Kapost creates solutions that help B2B organizations manage every aspect of the buyer’s journey from a content marketing perspective. It guides organizations through content ideation, workflow channels and the analytics used to measure content performance.
Paralee Walls is Kapost’s director of content marketing, focused on digging into the best content strategies for clients and prospects, thought leadership and the educational component of content marketing. At this year’s Summit in Las Vegas, I got a chance to chat with Paralee and ask her about how Kapost approaches its event strategy.
What are the hallmarks of a great event for you to sponsor?
First and foremost, we want to meet our customers and future customers where they are. There are so many emails and paid ads now, which makes face-to-face time invaluable. I want to make sure my sales and customer success teams have the opportunity to meet with the people they are building conversations with. Second to that, I would say, is getting my team educated, making sure they have an opportunity to better their own professional development. That educational piece, and being able to attend sessions, is one of the main reasons Kapost had a few unused booth passes for Summit, because everyone wanted the full conference pass to be able to go to the sessions and build on their own education foundation.
At this point in our business development, we’re not trying to do everything at every conference. We focus our event selection and sponsorship activities on the ones that align with our ideal customer profile. That means a focus on B2B, enterprise and organizations with an advanced content operation and marketing strategy, and create opportunities to hang out with them, talk content, talk strategy and make sure they have what they need.
What factors do you consider when mapping out your event strategy?
Certainly the variety of organizations that are going to be there.
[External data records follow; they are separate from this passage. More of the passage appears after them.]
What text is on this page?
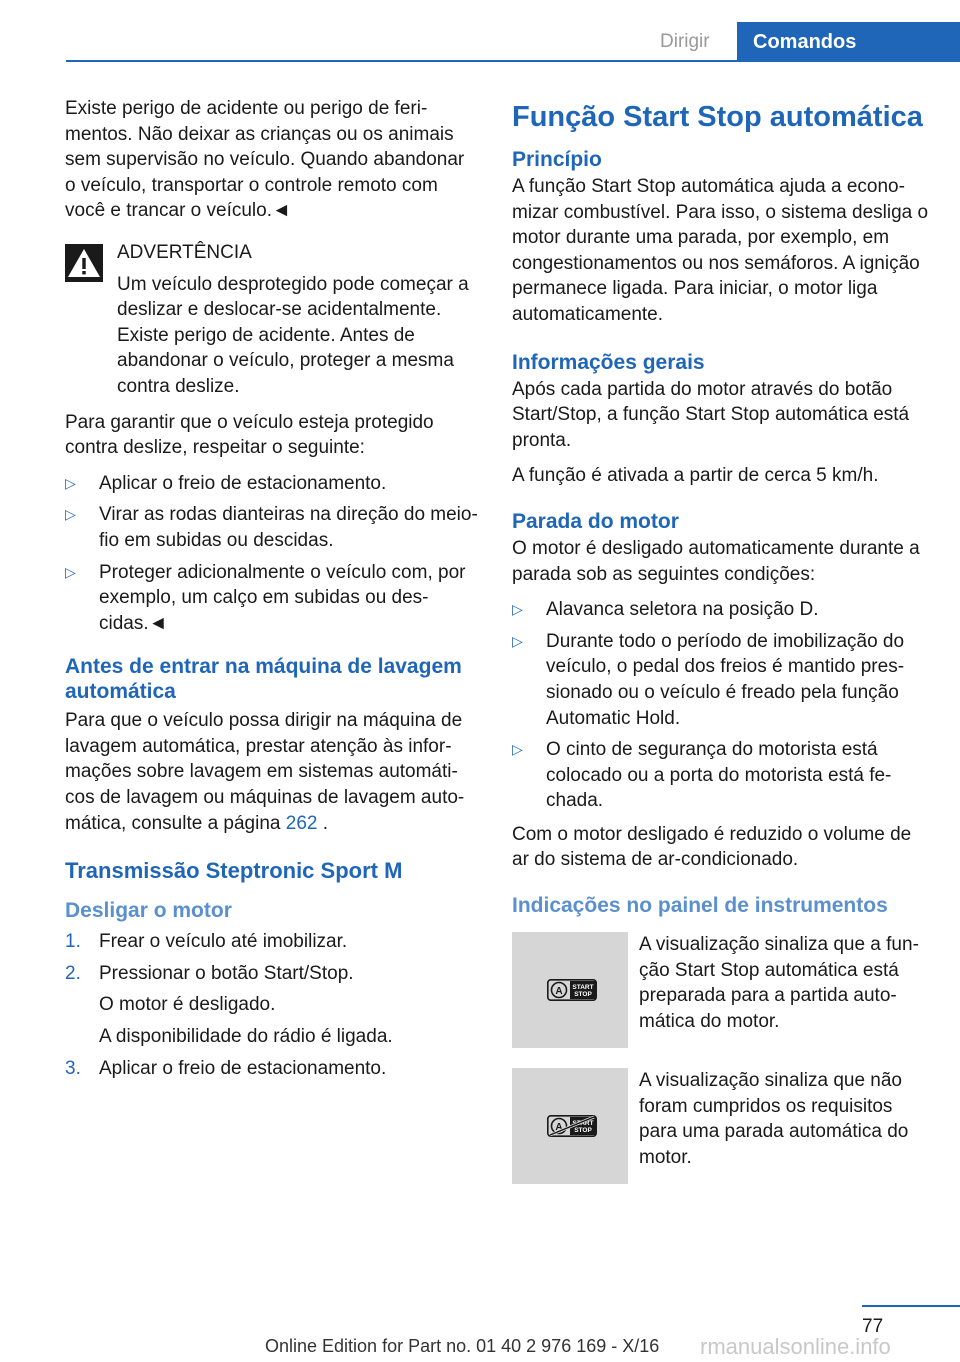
Dirigir	Comandos

Existe perigo de acidente ou perigo de ferimentos. Não deixar as crianças ou os animais sem supervisão no veículo. Quando abandonar o veículo, transportar o controle remoto com você e trancar o veículo.◄

ADVERTÊNCIA

Um veículo desprotegido pode começar a deslizar e deslocar-se acidentalmente. Existe perigo de acidente. Antes de abandonar o veículo, proteger a mesma contra deslize.

Para garantir que o veículo esteja protegido contra deslize, respeitar o seguinte:

▷ Aplicar o freio de estacionamento.
▷ Virar as rodas dianteiras na direção do meio-fio em subidas ou descidas.
▷ Proteger adicionalmente o veículo com, por exemplo, um calço em subidas ou descidas.◄
Antes de entrar na máquina de lavagem automática

Para que o veículo possa dirigir na máquina de lavagem automática, prestar atenção às informações sobre lavagem em sistemas automáticos de lavagem ou máquinas de lavagem automática, consulte a página 262 .

Transmissão Steptronic Sport M
Desligar o motor
1. Frear o veículo até imobilizar.
2. Pressionar o botão Start/Stop.
O motor é desligado.
A disponibilidade do rádio é ligada.
3. Aplicar o freio de estacionamento.
Função Start Stop automática
Princípio

A função Start Stop automática ajuda a economizar combustível. Para isso, o sistema desliga o motor durante uma parada, por exemplo, em congestionamentos ou nos semáforos. A ignição permanece ligada. Para iniciar, o motor liga automaticamente.

Informações gerais

Após cada partida do motor através do botão Start/Stop, a função Start Stop automática está pronta.

A função é ativada a partir de cerca 5 km/h.

Parada do motor

O motor é desligado automaticamente durante a parada sob as seguintes condições:

▷ Alavanca seletora na posição D.
▷ Durante todo o período de imobilização do veículo, o pedal dos freios é mantido pressionado ou o veículo é freado pela função Automatic Hold.
▷ O cinto de segurança do motorista está colocado ou a porta do motorista está fechada.

Com o motor desligado é reduzido o volume de ar do sistema de ar-condicionado.

Indicações no painel de instrumentos
A START
STOP
A visualização sinaliza que a função Start Stop automática está preparada para a partida automática do motor.
A START
STOP
A visualização sinaliza que não foram cumpridos os requisitos para uma parada automática do motor.
77
Online Edition for Part no. 01 40 2 976 169 - X/16 rmanualsonline.info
It’s a good opportunity for us to meet people we already know and talk to as I mentioned before, but there is a lot of value in getting our name in front of people who may not have seen us before. So if the same people are attending certain events every year, we tend to cut those events from our schedule.
So that you’re not drawing from the same pool all the time.
Yes, exactly.
How do you optimize networking opportunities with delegates at an event?
We reach out far in advance. Like I said, in the digital age, face-to-face meetings are priceless. Everyone is cramming so much into a very short event. Even a whole week is a very short amount of time out of the entire year. So being the first one to say, “Hey, I’d love to grab coffee with you and talk” is critical. Dinners are great, but everyone’s having a dinner, and with only three available nights, I like to get creative with coffee, breakfast, lunch, happy hours, shared sessions to optimize my time during the entire day.
You’re back from an event. How do you inspire sales to connect with leads after the show?
I don’t think we have any problems inspiring our sales reps. They’re hungry to reach out because they know that the leads we capture at our premium events are going to be great leads. They want to reach out in a very smart way. One thing we’re going to do right after the show is get the marketing and sales teams together in the room and see what we can do besides sending leads the standard “Hey, thanks for meeting us at the event” email. They’re going to get dozens of those emails. That’s not going to move any dials.
You want to put together a more comprehensive nurture strategy.
Absolutely, and see if there are opportunities for some fun account-based marketing activities that will help us target the right accounts.